Je veux revenir sur six affirmations contestables concernant le CIR.

Le CIR, dit-on, bénéficierait essentiellement aux services, et pour environ 20 % aux banques et aux assurances. Ces chiffres figuraient dans un rapport de l'Assemblée nationale, mais il s'agissait de chiffres transmis par le gouvernement de l'époque, qui avait classé avec les banques et les assurances les holdings industrielles. En réalité, le CIR bénéficie au secteur industriel pour ses deux tiers, le tiers restant allant à des services souvent très proches des branches industrielles, les banques et les assurances ne représentant que 1,8 % de la dépense fiscale.

Deuxième critique : le CIR ne bénéficierait qu'aux grandes entreprises. Là encore, l'affirmation est contestable : les bénéficiaires d'au moins 5 000 salariés ne perçoivent que 32 % du CIR, contre 37 % pour ceux de 250 à 4 999 salariés et 29 % pour ceux de moins de 250 salariés.

Troisième critique non fondée : le coût du CIR augmenterait de façon incontrôlable. A l'automne 2007, le coût du crédit d'impôt recherche avait été estimé à 3 milliards par an au terme de la réforme qui devait être engagée en 2008. Le rythme est plutôt de 5 à 6 milliards. Cette difficulté à en apprécier précisément le coût tient notamment à l'effet de levier qui peut aller de 1 à 2. Pour l'instant, une étude économétrique réalisée en 2011 pour le ministère de la recherche évalue cet effet de levier à 1,3 : pour un euro de CIR, il en résulterait 1,3 euro d'investissement supplémentaire en R&D.

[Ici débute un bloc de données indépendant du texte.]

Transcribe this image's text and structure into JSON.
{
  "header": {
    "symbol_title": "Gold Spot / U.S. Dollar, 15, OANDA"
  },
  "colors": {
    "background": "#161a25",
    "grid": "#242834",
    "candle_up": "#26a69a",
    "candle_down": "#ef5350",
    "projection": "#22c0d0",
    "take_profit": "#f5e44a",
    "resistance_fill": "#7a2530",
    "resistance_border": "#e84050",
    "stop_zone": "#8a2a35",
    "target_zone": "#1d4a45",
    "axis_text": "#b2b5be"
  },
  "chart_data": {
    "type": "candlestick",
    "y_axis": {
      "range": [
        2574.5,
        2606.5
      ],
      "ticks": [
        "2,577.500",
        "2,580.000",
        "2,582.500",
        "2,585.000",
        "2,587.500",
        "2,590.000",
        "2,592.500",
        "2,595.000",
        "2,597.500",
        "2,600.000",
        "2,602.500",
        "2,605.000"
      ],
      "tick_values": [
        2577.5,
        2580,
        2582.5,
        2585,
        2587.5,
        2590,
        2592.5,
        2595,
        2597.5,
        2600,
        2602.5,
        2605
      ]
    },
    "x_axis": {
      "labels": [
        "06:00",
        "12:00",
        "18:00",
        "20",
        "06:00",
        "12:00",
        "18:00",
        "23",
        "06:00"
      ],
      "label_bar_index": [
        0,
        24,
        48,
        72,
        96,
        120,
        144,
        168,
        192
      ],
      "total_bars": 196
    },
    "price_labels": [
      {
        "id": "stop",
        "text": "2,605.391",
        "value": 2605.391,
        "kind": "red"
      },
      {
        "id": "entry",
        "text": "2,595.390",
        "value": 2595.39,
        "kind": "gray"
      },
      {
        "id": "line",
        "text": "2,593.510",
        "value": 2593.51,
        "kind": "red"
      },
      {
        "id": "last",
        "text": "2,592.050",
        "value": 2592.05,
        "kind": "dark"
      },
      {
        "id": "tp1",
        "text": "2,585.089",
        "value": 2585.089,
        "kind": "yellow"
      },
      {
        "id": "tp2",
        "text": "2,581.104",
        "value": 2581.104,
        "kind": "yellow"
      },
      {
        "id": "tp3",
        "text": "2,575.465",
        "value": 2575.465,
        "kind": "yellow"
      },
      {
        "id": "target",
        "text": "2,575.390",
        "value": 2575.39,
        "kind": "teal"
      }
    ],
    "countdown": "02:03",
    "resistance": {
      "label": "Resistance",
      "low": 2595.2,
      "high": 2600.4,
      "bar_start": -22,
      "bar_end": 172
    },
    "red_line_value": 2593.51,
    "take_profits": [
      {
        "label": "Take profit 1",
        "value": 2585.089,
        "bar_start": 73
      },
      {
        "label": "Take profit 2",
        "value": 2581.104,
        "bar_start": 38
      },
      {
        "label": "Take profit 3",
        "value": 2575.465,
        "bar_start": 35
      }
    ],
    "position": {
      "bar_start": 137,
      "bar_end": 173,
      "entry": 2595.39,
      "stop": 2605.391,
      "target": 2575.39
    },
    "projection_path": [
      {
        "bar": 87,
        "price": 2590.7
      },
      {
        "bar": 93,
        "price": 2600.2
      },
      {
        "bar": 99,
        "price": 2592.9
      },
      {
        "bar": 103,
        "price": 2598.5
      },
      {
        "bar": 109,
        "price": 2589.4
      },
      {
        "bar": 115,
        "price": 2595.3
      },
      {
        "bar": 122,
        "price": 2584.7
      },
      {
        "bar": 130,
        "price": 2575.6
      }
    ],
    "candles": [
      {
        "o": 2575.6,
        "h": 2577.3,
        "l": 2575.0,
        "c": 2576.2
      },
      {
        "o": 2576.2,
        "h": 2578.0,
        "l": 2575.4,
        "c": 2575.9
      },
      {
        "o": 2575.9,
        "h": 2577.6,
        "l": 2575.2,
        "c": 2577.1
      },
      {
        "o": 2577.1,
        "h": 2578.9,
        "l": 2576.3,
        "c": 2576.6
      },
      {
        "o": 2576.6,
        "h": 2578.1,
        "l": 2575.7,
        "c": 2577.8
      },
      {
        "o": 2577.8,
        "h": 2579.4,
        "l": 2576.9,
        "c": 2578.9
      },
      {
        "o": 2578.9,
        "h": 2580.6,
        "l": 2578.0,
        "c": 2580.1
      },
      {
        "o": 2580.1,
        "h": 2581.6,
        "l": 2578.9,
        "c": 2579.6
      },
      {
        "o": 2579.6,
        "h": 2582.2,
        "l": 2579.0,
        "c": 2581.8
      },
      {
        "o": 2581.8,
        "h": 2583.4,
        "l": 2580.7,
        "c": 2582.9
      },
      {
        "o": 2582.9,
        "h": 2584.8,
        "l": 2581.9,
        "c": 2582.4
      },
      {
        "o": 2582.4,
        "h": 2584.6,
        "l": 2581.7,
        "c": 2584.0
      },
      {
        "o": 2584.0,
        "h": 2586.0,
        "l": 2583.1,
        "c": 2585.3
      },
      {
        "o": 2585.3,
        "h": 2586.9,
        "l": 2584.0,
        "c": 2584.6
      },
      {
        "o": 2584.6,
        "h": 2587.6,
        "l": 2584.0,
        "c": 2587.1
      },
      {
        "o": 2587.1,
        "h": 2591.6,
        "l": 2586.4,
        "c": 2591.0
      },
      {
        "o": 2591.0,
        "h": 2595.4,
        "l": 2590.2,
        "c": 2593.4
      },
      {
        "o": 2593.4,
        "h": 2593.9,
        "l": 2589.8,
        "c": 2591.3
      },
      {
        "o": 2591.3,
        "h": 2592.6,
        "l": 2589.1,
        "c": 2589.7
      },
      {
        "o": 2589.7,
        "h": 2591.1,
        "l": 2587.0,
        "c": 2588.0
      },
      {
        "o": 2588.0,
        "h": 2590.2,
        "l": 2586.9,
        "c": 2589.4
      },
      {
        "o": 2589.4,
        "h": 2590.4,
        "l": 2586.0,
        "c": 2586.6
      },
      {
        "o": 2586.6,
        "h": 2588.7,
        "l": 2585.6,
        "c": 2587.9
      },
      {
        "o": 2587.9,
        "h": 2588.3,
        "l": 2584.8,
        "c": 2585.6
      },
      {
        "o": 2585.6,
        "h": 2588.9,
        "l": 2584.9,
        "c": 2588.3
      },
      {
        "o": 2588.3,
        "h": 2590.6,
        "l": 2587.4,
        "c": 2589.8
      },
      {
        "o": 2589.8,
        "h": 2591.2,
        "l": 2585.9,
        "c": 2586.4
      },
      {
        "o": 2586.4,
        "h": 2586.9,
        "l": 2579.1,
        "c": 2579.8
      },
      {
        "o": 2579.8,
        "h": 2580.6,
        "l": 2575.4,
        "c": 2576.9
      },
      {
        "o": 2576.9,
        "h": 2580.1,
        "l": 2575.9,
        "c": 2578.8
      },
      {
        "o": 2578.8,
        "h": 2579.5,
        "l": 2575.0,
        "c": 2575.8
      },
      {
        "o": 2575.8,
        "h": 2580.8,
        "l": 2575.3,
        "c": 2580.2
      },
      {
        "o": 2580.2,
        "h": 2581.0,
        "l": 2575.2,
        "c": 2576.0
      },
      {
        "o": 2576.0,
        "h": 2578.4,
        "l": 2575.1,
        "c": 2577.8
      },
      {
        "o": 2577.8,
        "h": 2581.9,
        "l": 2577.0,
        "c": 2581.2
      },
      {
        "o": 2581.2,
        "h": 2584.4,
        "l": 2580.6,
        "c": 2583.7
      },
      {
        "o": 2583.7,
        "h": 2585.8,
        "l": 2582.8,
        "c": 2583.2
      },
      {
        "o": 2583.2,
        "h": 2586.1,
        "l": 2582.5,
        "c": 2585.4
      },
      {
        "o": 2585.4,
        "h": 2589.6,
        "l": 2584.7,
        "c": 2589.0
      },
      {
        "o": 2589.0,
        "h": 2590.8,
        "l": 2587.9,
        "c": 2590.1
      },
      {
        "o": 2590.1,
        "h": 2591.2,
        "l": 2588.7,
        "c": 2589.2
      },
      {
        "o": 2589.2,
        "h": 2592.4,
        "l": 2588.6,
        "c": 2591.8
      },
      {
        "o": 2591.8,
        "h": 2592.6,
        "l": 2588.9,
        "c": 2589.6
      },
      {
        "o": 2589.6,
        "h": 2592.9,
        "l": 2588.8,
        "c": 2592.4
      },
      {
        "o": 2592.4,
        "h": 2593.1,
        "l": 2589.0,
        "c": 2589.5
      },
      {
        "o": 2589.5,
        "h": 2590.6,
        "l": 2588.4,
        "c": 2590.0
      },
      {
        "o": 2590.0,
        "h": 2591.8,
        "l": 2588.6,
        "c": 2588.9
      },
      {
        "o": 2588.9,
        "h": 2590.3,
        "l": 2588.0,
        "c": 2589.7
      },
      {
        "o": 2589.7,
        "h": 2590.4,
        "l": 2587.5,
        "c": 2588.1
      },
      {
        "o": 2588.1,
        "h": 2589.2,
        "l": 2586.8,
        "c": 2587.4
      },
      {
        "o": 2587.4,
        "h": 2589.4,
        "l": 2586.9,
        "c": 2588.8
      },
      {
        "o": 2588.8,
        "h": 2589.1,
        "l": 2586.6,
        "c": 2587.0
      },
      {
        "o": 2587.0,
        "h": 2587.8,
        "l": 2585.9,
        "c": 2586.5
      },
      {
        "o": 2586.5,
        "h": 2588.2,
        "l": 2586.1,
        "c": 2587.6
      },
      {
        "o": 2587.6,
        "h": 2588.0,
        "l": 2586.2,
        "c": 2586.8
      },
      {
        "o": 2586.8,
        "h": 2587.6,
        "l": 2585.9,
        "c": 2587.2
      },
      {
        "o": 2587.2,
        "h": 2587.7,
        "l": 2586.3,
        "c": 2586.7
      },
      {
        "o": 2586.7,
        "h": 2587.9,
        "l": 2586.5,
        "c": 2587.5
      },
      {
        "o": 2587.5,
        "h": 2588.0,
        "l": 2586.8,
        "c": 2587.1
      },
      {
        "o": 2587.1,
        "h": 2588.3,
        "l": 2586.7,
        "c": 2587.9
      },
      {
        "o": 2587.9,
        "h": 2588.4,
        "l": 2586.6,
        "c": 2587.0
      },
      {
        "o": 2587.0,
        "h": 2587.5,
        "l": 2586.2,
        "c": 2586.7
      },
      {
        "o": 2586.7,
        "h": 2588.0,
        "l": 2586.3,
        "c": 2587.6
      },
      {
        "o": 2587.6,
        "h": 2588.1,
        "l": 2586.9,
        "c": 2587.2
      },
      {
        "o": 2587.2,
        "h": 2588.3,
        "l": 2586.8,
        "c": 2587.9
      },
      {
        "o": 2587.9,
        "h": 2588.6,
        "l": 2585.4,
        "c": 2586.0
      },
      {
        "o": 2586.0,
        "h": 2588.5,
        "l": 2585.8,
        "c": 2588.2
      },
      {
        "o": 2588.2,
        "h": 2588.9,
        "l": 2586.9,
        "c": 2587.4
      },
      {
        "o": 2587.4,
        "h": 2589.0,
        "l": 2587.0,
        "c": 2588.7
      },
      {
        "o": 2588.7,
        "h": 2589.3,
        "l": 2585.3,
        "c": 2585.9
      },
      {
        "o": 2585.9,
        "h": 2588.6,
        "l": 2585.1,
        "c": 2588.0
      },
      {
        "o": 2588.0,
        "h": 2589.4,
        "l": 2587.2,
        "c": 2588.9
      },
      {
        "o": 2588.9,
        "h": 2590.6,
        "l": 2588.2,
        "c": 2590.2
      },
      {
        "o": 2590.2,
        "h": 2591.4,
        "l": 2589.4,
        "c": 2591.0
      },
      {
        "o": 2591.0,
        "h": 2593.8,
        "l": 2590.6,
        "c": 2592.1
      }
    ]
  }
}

Autre critique : le CIR ferait l'objet de fraudes et d'optimisations importantes. Là encore, l'affirmation est contestable. L'éligibilité de la dépense au CIR est assez complexe. Craignant les contrôles fiscaux, les entreprises tendent plutôt à sous-estimer le montant de leurs dépenses en R&D. L'ensemble de celles-ci s'élève à 26,3 milliards. Or, seuls 17 milliards sont déclarés au CIR. Cela vient certes notamment du fait que les dépenses réalisées par des sous-traitants sont plafonnées ; mais cet écart ne peut être expliqué sans supposer une certaine sous-déclaration de la part des entreprises.

M. François Marc , rapporteur général . - Notre commission s'est déjà penchée maintes fois sur la question : certains cabinets spécialisés dans le conseil aux entreprises leur auraient permis d'optimiser diverses dépenses sans lien direct avec le CIR. Qu'en est-il ?

M. Michel Berson , rapporteur spécial . - Il existe bien sûr des pratiques de fraude et d'optimisation, mais le ministère de l'enseignement supérieur et de la recherche estime que s'il faut être « attentif à de possibles créations artificielles de filiales à des fins d'optimisation fiscale, l'administration n'a pas constaté d'abus à cet égard  ». Il ne semble donc pas y avoir de fraude à grande échelle, comme on a pu l'entendre dire. Pour ce qui concerne les cabinets spécialisés, des mesures spécifiques ont été prises dans la loi de finances pour 2011 afin de maîtriser le phénomène. Le problème de l'optimisation est le fait de grandes entreprises dont le taux marginal de CIR baisse à 5 %, dès le seuil de 100 millions de R&D franchi. On cite parfois le cas d'un grand groupe pétrolier qui a créé une centaine de filiales pour bénéficier du taux de 30 %.

Autre affirmation qu'il convient de relativiser : le CIR ne sert que très peu à financer les dépenses de R&D à l'étranger. Le droit communautaire permet de sous-traiter des activités de recherche dans d'autres pays, mais la loi a plafonné ces dépenses externalisées dans l'espace économique européen si bien que, selon le ministère de l'enseignement supérieur et de la recherche, seuls 2 % du CIR financent des dépenses réalisées hors de France.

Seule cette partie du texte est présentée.